[MasterProj] Added method description in seminar report

Signed-off-by: Jim Martens <github@2martens.de>
2018-05-08 13:09:25 +02:00 · 2018-05-08 13:09:25 +02:00 · 58307b4e80
parent 779ffa97ec
commit 58307b4e80
1 changed files with 148 additions and 2 deletions
--- a/masterproj/seminar_report.tex
+++ b/masterproj/seminar_report.tex
@ -49,6 +49,7 @@
 \usepackage{multicol}										% Content of a table over several columns
 \usepackage{multirow}										% Content of a table over several rows
 \usepackage{rotating}										% Alows to rotate text and objects
+\usepackage{gensymb}
 \usepackage[hang]{subfigure}            % Allows to use multiple (partial) figures in a fig
 %\usepackage[font=footnotesize,labelfont=rm]{subfig}	% Pictures in a floating environment
 \usepackage{tabularx}										% Tables with fixed width but variable rows
@ -103,9 +104,154 @@ It introduces the general problem area of the paper, and leads the reader to the
 This part should also cite other related work (not only the seminar paper you are working on) and compare the approaches on a high level.

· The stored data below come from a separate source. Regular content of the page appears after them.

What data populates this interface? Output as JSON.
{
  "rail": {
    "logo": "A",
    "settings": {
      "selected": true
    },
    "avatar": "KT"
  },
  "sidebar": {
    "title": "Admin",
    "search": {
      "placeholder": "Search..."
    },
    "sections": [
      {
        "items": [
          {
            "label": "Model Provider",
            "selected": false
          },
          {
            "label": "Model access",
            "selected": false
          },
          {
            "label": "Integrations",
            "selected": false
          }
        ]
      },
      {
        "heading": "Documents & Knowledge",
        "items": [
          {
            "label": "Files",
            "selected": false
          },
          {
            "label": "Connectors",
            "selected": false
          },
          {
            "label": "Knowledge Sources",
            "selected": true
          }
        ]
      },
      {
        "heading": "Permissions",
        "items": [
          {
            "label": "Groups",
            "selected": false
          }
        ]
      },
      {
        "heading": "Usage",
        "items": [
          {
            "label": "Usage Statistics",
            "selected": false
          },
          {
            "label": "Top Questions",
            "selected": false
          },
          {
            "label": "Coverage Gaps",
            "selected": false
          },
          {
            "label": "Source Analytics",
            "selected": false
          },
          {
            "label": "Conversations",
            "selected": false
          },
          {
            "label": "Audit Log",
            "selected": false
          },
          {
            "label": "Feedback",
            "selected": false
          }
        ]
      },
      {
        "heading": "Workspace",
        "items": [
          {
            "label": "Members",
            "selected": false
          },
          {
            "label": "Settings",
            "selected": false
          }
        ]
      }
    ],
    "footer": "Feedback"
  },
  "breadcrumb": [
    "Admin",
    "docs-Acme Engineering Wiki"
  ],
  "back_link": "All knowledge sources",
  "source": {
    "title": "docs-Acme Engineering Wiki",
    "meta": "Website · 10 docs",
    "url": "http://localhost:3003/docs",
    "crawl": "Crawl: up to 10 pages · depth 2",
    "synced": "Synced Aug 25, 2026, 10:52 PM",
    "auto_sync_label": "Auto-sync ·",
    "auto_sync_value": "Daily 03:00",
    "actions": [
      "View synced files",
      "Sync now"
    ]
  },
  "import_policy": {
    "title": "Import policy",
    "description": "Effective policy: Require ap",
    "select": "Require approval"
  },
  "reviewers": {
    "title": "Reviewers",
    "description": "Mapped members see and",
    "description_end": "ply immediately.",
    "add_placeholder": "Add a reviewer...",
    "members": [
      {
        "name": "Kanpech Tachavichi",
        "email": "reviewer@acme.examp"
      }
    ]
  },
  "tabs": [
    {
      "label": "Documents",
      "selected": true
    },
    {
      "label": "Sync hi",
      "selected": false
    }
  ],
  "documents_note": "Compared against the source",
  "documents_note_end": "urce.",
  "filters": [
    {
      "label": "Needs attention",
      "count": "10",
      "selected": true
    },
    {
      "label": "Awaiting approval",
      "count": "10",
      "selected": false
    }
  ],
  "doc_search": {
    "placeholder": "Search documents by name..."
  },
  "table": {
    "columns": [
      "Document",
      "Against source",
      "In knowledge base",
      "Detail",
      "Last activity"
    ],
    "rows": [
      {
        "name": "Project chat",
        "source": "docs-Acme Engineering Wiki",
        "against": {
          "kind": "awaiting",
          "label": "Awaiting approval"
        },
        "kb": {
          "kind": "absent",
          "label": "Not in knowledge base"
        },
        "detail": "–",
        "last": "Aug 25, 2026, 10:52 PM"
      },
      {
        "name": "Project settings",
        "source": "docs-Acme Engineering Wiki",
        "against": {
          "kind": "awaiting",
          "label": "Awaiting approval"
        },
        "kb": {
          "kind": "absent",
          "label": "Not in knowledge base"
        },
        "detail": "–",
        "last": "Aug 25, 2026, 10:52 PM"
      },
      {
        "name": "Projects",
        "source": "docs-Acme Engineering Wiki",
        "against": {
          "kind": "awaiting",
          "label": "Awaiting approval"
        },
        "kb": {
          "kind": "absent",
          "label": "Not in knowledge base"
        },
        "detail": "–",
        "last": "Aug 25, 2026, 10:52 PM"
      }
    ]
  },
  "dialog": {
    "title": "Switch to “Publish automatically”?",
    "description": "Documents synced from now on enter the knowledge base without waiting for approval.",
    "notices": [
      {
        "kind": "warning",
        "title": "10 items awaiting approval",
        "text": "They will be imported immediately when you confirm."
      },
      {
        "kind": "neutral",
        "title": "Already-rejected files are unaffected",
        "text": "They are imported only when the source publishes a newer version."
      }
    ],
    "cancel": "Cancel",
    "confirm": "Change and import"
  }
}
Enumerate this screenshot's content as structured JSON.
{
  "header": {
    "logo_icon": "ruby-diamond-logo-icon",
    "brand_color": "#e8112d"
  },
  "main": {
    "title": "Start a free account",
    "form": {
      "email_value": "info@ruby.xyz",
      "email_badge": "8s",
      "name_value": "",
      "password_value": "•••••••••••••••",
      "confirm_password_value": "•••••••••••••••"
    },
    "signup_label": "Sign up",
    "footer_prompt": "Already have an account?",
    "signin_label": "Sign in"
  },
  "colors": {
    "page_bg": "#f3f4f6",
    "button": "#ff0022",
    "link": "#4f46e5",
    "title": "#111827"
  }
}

 \section{Method description}
-This section describes the proposed approach in the paper in more detail.
-Do not take sections directly from the paper, provide your own understanding and description.
+% This section describes the proposed approach in the paper in more detail.
+% Do not take sections directly from the paper, provide your own understanding and description.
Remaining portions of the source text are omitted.